«Se llevaron las incubadoras y dejaron a los bebés muriéndose tirados en el frío suelo», aseveró en el Congreso de Estados Unidos una adolescente kuwaití que, en 1990, denunció los abusos cometidos por las tropas del invasor Saddam Hussein. Dicho testimonio, que después se estableció que fue falso, contribuyó a que el gobierno de George Bush declarara la guerra a Iraq, y todo lo demás es historia.
Recientemente, la epidemia de la COVID-19 ha motivado que los flagelos del engaño, el timo y la manipulación se aprovechen al divulgar curas milagrosas y argumentos que minimizan los riesgos de la enfermedad o refieren intenciones ocultas en la composición de las vacunas.
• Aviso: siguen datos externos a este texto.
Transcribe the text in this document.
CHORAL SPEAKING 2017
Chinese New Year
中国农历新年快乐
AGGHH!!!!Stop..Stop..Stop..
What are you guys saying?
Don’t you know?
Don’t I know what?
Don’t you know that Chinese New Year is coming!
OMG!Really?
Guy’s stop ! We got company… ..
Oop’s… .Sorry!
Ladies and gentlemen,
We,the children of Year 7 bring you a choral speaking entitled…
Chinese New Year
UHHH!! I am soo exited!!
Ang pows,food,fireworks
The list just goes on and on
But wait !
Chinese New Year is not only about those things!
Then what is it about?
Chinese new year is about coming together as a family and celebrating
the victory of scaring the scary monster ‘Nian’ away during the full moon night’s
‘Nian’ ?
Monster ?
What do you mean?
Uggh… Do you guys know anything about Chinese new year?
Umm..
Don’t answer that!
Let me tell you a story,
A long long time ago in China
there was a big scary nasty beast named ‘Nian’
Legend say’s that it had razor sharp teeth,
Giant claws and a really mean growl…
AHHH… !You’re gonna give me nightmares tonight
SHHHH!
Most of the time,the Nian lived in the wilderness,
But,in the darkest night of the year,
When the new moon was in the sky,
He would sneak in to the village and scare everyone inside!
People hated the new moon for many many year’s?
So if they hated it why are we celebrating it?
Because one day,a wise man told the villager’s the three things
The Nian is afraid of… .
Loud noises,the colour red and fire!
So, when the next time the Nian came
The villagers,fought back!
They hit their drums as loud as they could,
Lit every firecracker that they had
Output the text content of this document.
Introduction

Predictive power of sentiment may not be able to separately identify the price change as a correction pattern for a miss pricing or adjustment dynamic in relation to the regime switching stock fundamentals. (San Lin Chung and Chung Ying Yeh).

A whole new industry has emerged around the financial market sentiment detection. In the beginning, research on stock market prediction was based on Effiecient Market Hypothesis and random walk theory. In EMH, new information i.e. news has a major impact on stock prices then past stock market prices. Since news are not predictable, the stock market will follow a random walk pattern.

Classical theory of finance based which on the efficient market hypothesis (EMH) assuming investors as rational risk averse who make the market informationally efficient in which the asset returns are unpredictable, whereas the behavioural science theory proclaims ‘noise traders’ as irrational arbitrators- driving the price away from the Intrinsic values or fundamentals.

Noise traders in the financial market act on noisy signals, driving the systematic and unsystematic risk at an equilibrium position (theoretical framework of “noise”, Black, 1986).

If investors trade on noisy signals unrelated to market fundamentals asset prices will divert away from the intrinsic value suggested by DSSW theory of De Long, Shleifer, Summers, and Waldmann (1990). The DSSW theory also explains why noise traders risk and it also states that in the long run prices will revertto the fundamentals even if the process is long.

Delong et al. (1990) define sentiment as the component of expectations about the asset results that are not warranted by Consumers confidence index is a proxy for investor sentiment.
Los negocios, el deporte, la economía y otras instancias sociales son blancos de esos ardides. Obviamente, cuando el punto de encuentro es la lucha por el poder, el despliegue perverso aumenta, como se registró con el dictador asiático o la caída de gobernantes en distintos regímenes.
Merced al auge y esplendor de las redes sociales, el horizonte se ha ampliado para las mentes creadoras de bulos, esa palabra que los diccionarios definen como una maniobra articulada para que sea percibida como verídica y, para el efecto, internet se constituye en el vehículo ideal, pues el objetivo es causar confusión en las masas. En ese sentido, puede asegurarse que transitamos por una etapa de enredos y desinformación.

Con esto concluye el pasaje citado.